You can move VM instances, custom images, or disks that are available in an existing environment, such as on-premises or on other cloud providers, to Compute Engine.

A variety of migration paths are available that support different formats. Choosing a migration path depends on whether you are moving a VM instance, disk, or image.

The following table summarizes the migration paths available on Compute Engine.

What you want to migrate Tool or procedure Best used for
VM instances Migrate to Virtual Machines
  • Importing multiple VM instances and their data.
  • Migrating VM instances from other cloud providers such as VMware and AWS.
  • Testing your apps in the cloud before you migrate. If your apps do not function properly, you can easily roll back.

With Migrate to Virtual Machines, you have a suite of features that help you automate, simplify, and accelerate the migration process.

Migrate to VMs is free to use for customers migrating to Google Cloud. Standard billing rates apply for all other Google Cloud products (such as Compute Engine or Storage) used or consumed during or after the migration. For example, if you use Compute Engine VMs to deploy Migrate to VMs, you'll need to pay for those instance hours. For more detailed pricing information, see Migrate to VMs pricing.

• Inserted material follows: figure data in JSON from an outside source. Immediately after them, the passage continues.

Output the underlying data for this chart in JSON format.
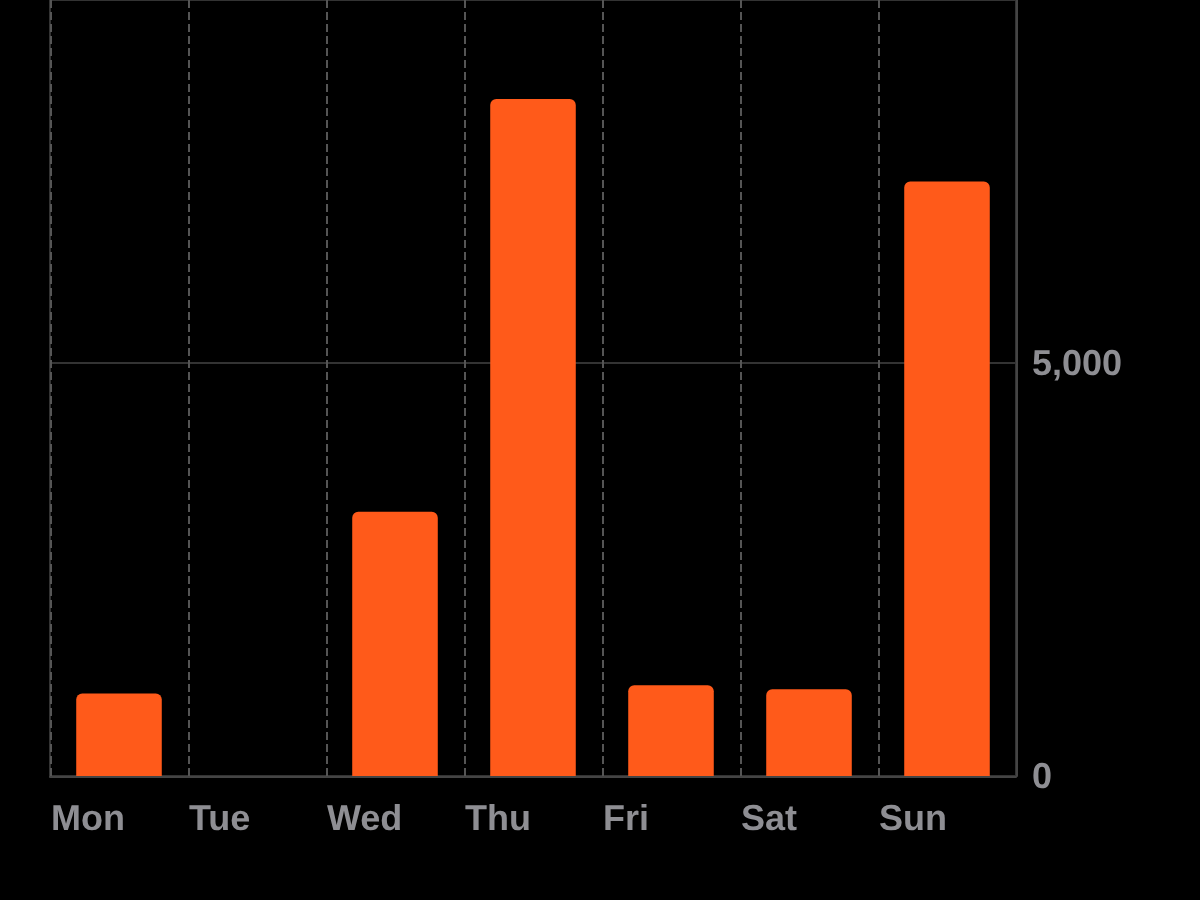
{
  "chart_data": {
    "type": "bar",
    "categories": [
      "Mon",
      "Tue",
      "Wed",
      "Thu",
      "Fri",
      "Sat",
      "Sun"
    ],
    "values": [
      1000,
      0,
      3200,
      8200,
      1100,
      1050,
      7200
    ],
    "color": "#ff5a1a",
    "ylim": [
      0,
      9400
    ],
    "yticks": [
      0,
      {
        "value": 5000,
        "label": "5,000"
      }
    ],
    "grid": true
  }
}
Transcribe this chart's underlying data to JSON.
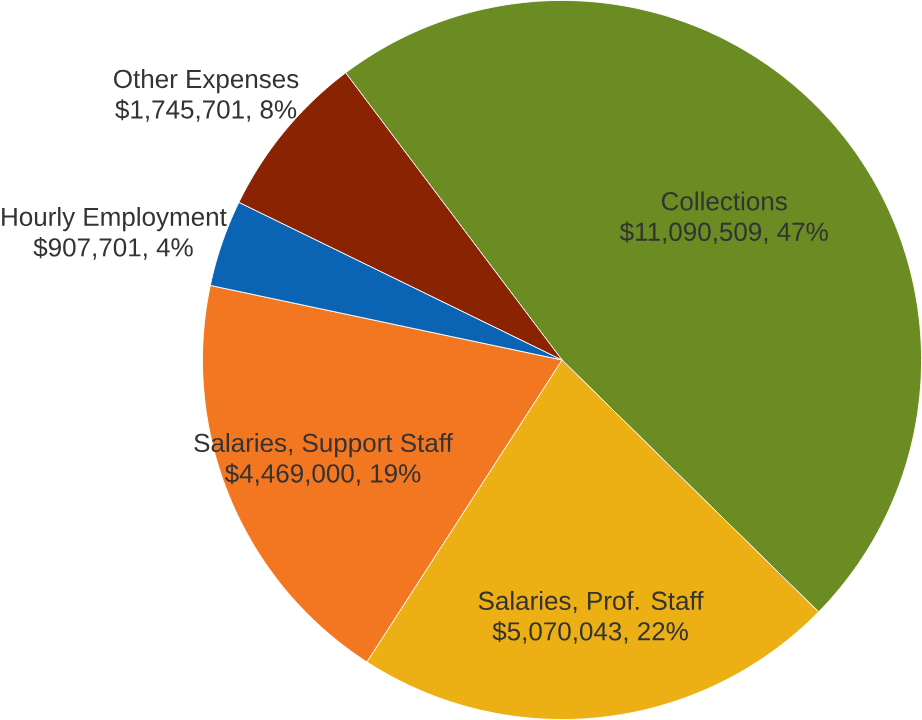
{
  "chart_data": {
    "type": "pie",
    "categories": [
      "Collections",
      "Salaries, Prof. Staff",
      "Salaries, Support Staff",
      "Hourly Employment",
      "Other Expenses"
    ],
    "values": [
      11090509,
      5070043,
      4469000,
      907701,
      1745701
    ],
    "value_labels": [
      "$11,090,509, 47%",
      "$5,070,043, 22%",
      "$4,469,000, 19%",
      "$907,701, 4%",
      "$1,745,701, 8%"
    ],
    "colors": [
      "#6a8c23",
      "#ecb014",
      "#f37621",
      "#0a63b3",
      "#8a2302"
    ]
  }
}
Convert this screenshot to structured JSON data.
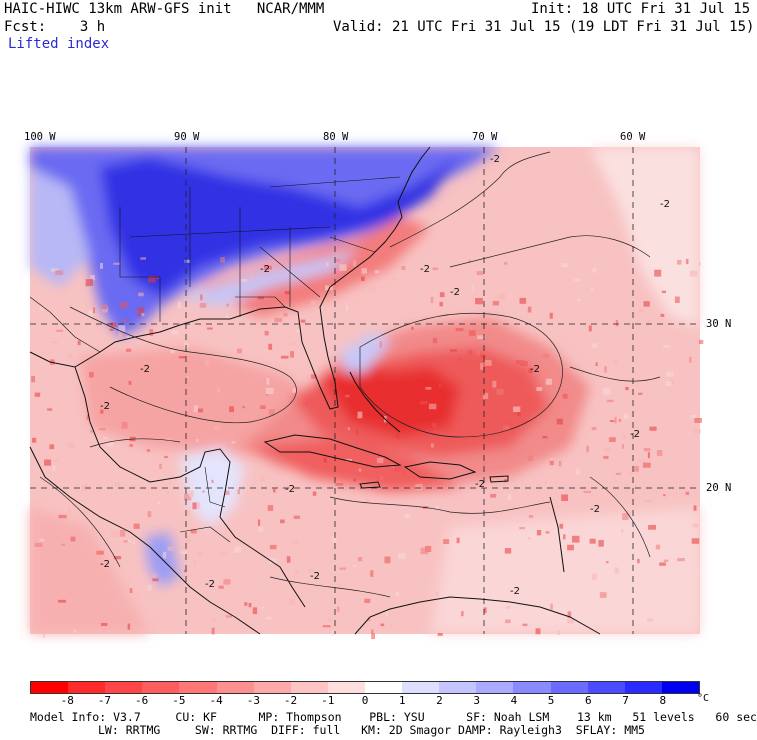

VM instances (in OVA or OVF format) Importing virtual appliances Importing virtual appliances. A virtual appliance is a prepackaged virtual machine.
Virtual disks or images

Importing virtual disks or template disks from an on-premises or other cloud environment.

These methods use the images import command.

If you need to make advanced customizations or have source disks in a format that is not supported by the import command, you can manually import and configure disks.
Machine images Importing a machine image from a virtual appliance Importing machine images. A machine image is Compute Engine resource that stores all the configuration, metadata, permissions, and data from one or more disks required to create a VM instance.

This method is best suited for creating machine images from virtual appliances.